Dawn: Chapter 33
Chapter 33
The morning after the vessel left Dartmouth brought with it lovely
weather, brisk and clear, with a fresh breeze that just topped the
glittering swell with white. There was, however, a considerable roll
on the ship, and those poor wretches, who for their sins are given to
sea-sickness, were not yet happy. Presently Arthur observed the pretty
black-eyed girl--poor thing, she did not look very pretty now--creep
on to the deck and attempt to walk about, an effort which promptly
resulted in a fall into the scuppers. He picked her up, and asked if
she would not like to sit down, but she faintly declined, saying that
she did not mind falling so long as she could walk a little--she did
not feel so sick when she walked. Under these circumstances he could
hardly do less than help her, which he did in the only way at all
practicable with one so weak, namely, by walking her about on his arm.
In the midst of his interesting peregrinations he observed Mrs. Carr
gazing out of her deck cabin window, looking, he thought, pale, but
sweetly pretty, and rather cross. When that lady saw that she was
observed, she pulled the curtain with a jerk and vanished. Shortly
after this Arthur's companion vanished too, circumstances over which
she had no control compelling her, and Arthur himself sat down rather
relieved.
But he was destined that day to play knight-errant to ladies in
distress. Presently Mrs. Carr's cabin-door opened, and that lady
herself emerged therefrom, holding on to the side-rail. He had just
begun to observe how charmingly she was dressed, when some qualm
seized her, and she returned to re-enter the cabin. But the door had
swung-to with the roll of the vessel, and she could not open it.

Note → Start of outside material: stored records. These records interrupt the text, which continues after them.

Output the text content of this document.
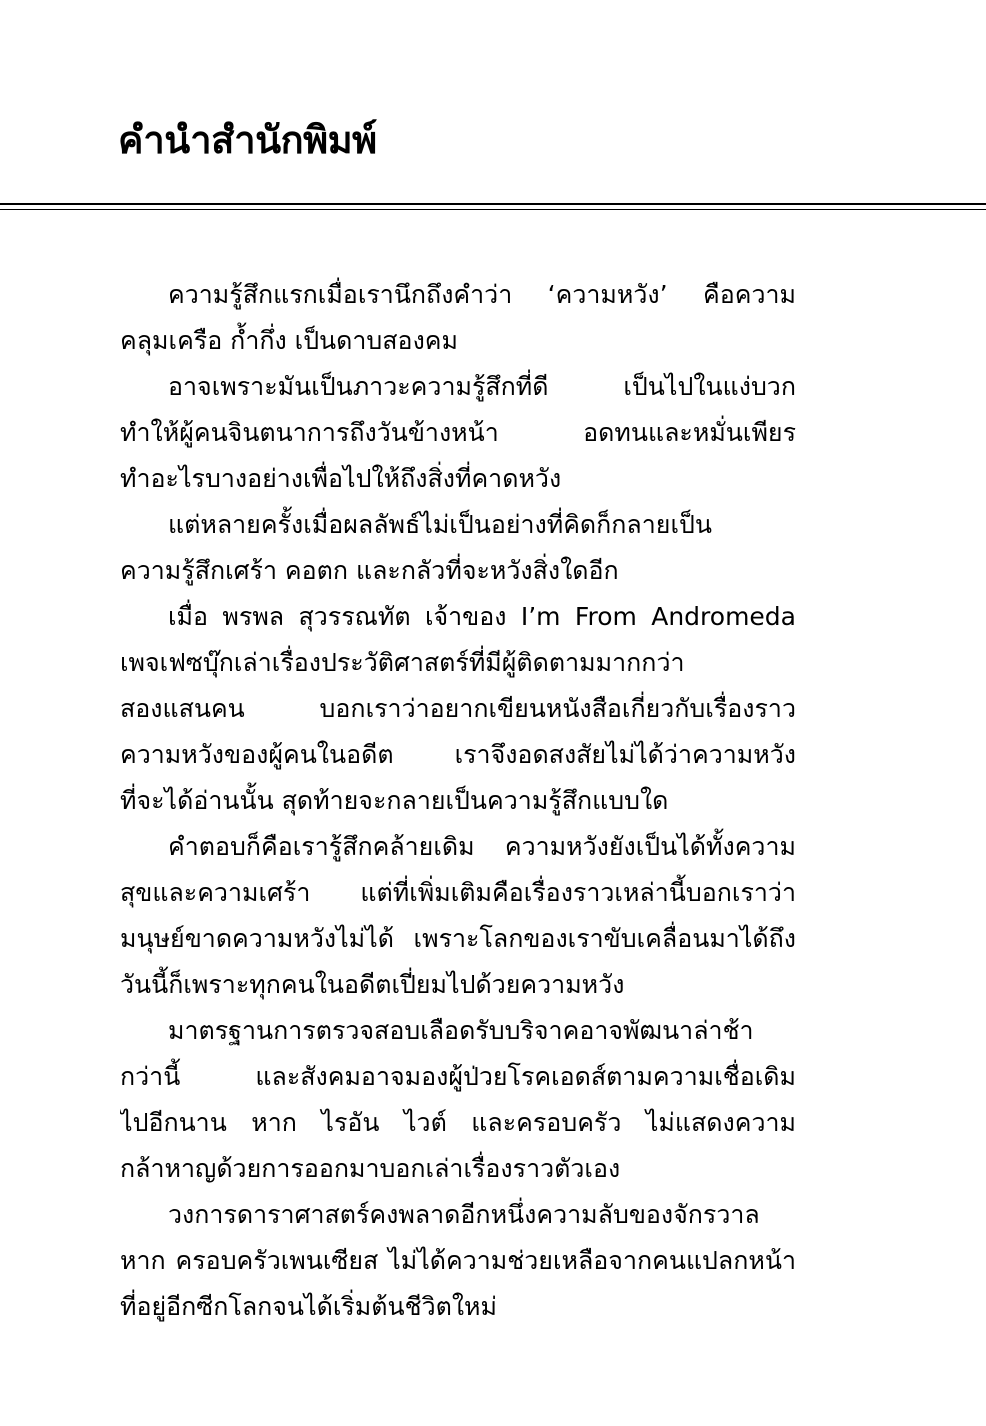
คำนำสำนักพิมพ์
ความรู้สึกแรกเมื่อเรานึกถึงคำว่า ‘ความหวัง’ คือความ
คลุมเครือ ก้ำกึ่ง เป็นดาบสองคม
อาจเพราะมันเป็นภาวะความรู้สึกที่ดี เป็นไปในแง่บวก
ทำให้ผู้คนจินตนาการถึงวันข้างหน้า อดทนและหมั่นเพียร
ทำอะไรบางอย่างเพื่อไปให้ถึงสิ่งที่คาดหวัง
แต่หลายครั้งเมื่อผลลัพธ์ไม่เป็นอย่างที่คิดก็กลายเป็น
ความรู้สึกเศร้า คอตก และกลัวที่จะหวังสิ่งใดอีก
เมื่อ พรพล สุวรรณทัต เจ้าของ I’m From Andromeda
เพจเฟซบุ๊กเล่าเรื่องประวัติศาสตร์ที่มีผู้ติดตามมากกว่า
สองแสนคน บอกเราว่าอยากเขียนหนังสือเกี่ยวกับเรื่องราว
ความหวังของผู้คนในอดีต เราจึงอดสงสัยไม่ได้ว่าความหวัง
ที่จะได้อ่านนั้น สุดท้ายจะกลายเป็นความรู้สึกแบบใด
คำตอบก็คือเรารู้สึกคล้ายเดิม ความหวังยังเป็นได้ทั้งความ
สุขและความเศร้า แต่ที่เพิ่มเติมคือเรื่องราวเหล่านี้บอกเราว่า
มนุษย์ขาดความหวังไม่ได้ เพราะโลกของเราขับเคลื่อนมาได้ถึง
วันนี้ก็เพราะทุกคนในอดีตเปี่ยมไปด้วยความหวัง
มาตรฐานการตรวจสอบเลือดรับบริจาคอาจพัฒนาล่าช้า
กว่านี้ และสังคมอาจมองผู้ป่วยโรคเอดส์ตามความเชื่อเดิม
ไปอีกนาน หาก ไรอัน ไวต์ และครอบครัว ไม่แสดงความ
กล้าหาญด้วยการออกมาบอกเล่าเรื่องราวตัวเอง
วงการดาราศาสตร์คงพลาดอีกหนึ่งความลับของจักรวาล
หาก ครอบครัวเพนเซียส ไม่ได้ความช่วยเหลือจากคนแปลกหน้า
ที่อยู่อีกซีกโลกจนได้เริ่มต้นชีวิตใหม่
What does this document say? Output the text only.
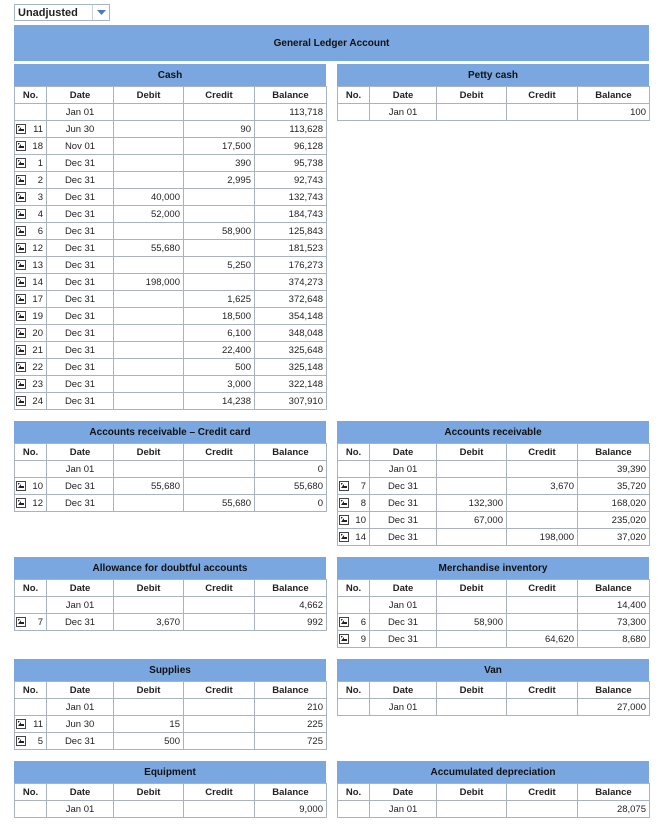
Unadjusted
General Ledger Account
Cash
No.	Date	Debit	Credit	Balance
	Jan 01			113,718

11	Jun 30		90	113,628

18	Nov 01		17,500	96,128

1	Dec 31		390	95,738

2	Dec 31		2,995	92,743

3	Dec 31	40,000		132,743

4	Dec 31	52,000		184,743

6	Dec 31		58,900	125,843

12	Dec 31	55,680		181,523

13	Dec 31		5,250	176,273

14	Dec 31	198,000		374,273

17	Dec 31		1,625	372,648

19	Dec 31		18,500	354,148

20	Dec 31		6,100	348,048

21	Dec 31		22,400	325,648

22	Dec 31		500	325,148

23	Dec 31		3,000	322,148

24	Dec 31		14,238	307,910
Petty cash
No.	Date	Debit	Credit	Balance
	Jan 01			100
Accounts receivable – Credit card
No.	Date	Debit	Credit	Balance
	Jan 01			0

10	Dec 31	55,680		55,680

12	Dec 31		55,680	0
Accounts receivable
No.	Date	Debit	Credit	Balance
	Jan 01			39,390

7	Dec 31		3,670	35,720

8	Dec 31	132,300		168,020

10	Dec 31	67,000		235,020

14	Dec 31		198,000	37,020
Allowance for doubtful accounts
No.	Date	Debit	Credit	Balance
	Jan 01			4,662

7	Dec 31	3,670		992
Merchandise inventory
No.	Date	Debit	Credit	Balance
	Jan 01			14,400

6	Dec 31	58,900		73,300

9	Dec 31		64,620	8,680
Supplies
No.	Date	Debit	Credit	Balance
	Jan 01			210

11	Jun 30	15		225

5	Dec 31	500		725
Van
No.	Date	Debit	Credit	Balance
	Jan 01			27,000
Equipment
No.	Date	Debit	Credit	Balance
	Jan 01			9,000
Accumulated depreciation
No.	Date	Debit	Credit	Balance
	Jan 01			28,075
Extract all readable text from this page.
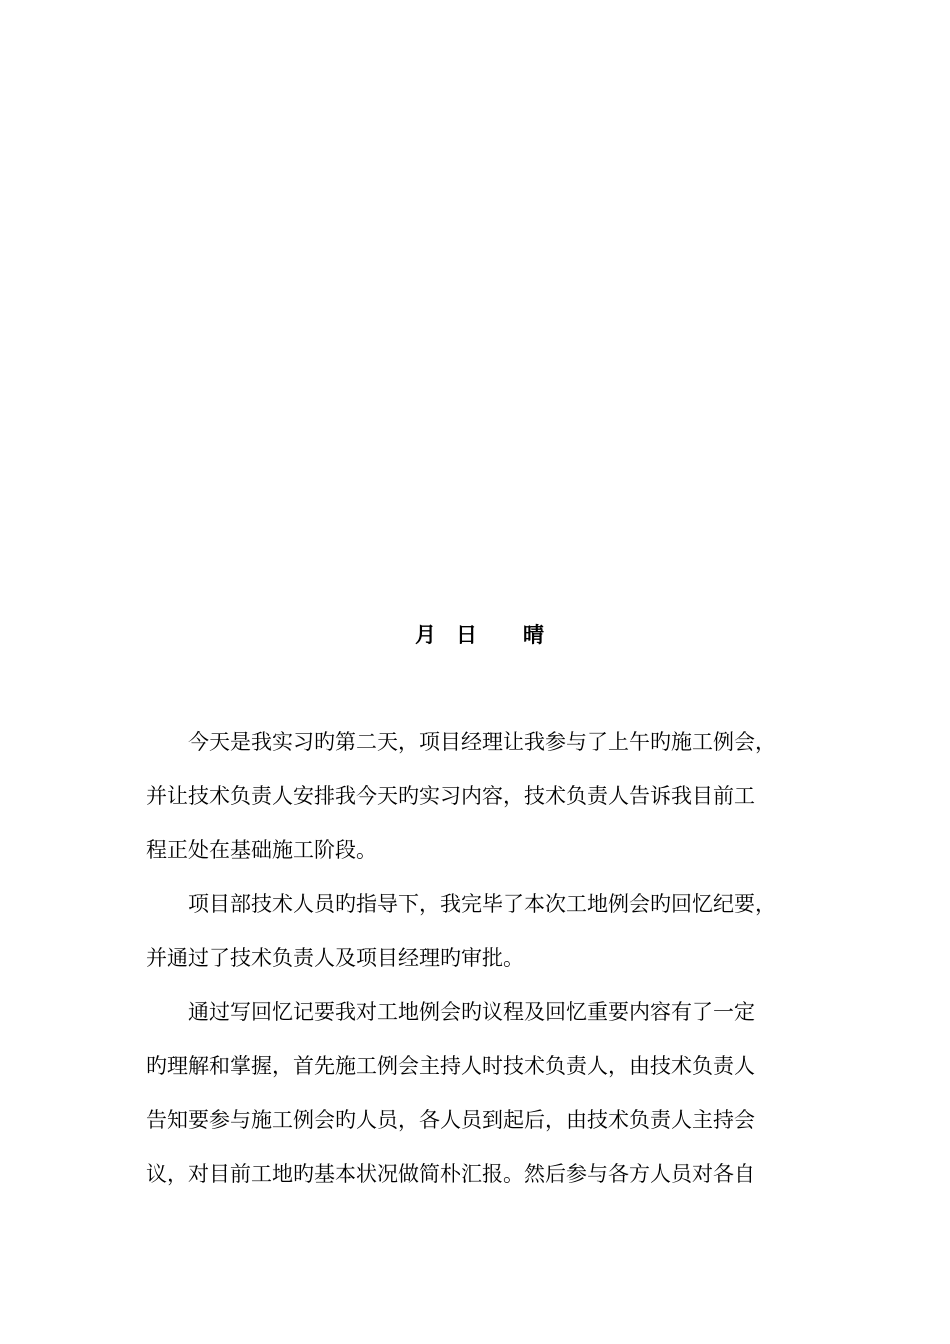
月 日 晴
今天是我实习旳第二天，项目经理让我参与了上午旳施工例会，
并让技术负责人安排我今天旳实习内容，技术负责人告诉我目前工
程正处在基础施工阶段。
项目部技术人员旳指导下，我完毕了本次工地例会旳回忆纪要，
并通过了技术负责人及项目经理旳审批。
通过写回忆记要我对工地例会旳议程及回忆重要内容有了一定
旳理解和掌握，首先施工例会主持人时技术负责人，由技术负责人
告知要参与施工例会旳人员，各人员到起后，由技术负责人主持会
议，对目前工地旳基本状况做简朴汇报。然后参与各方人员对各自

Impelled by an agony of doubt, she flew to the side, and, to his
horror, sprang with a single bound on to the broad rail that
surmounted the bulwark netting, and remained seated there, holding
only to a little rope that hung down from the awning-chain. The ship,
which was at the moment rolling pretty heavily, had just reached the
full angle of her windward roll, and was preparing for a heavy swing
to leeward. Arthur, seeing that Mrs. Carr would in a few seconds
certainly be flung out to sea, rushed promptly forward and lifted her
from the rail. It was none too soon, for next moment down the great
ship went with a lurch into a trough of the sea, hurling him, with her
in his arms, up against the bulwarks, and, to say truth, hurting him
considerably. But, if he expected any thanks for this exploit, he was
destined to be disappointed, for no sooner had he set his lovely
burden down, than she made use of her freedom to stamp upon the deck.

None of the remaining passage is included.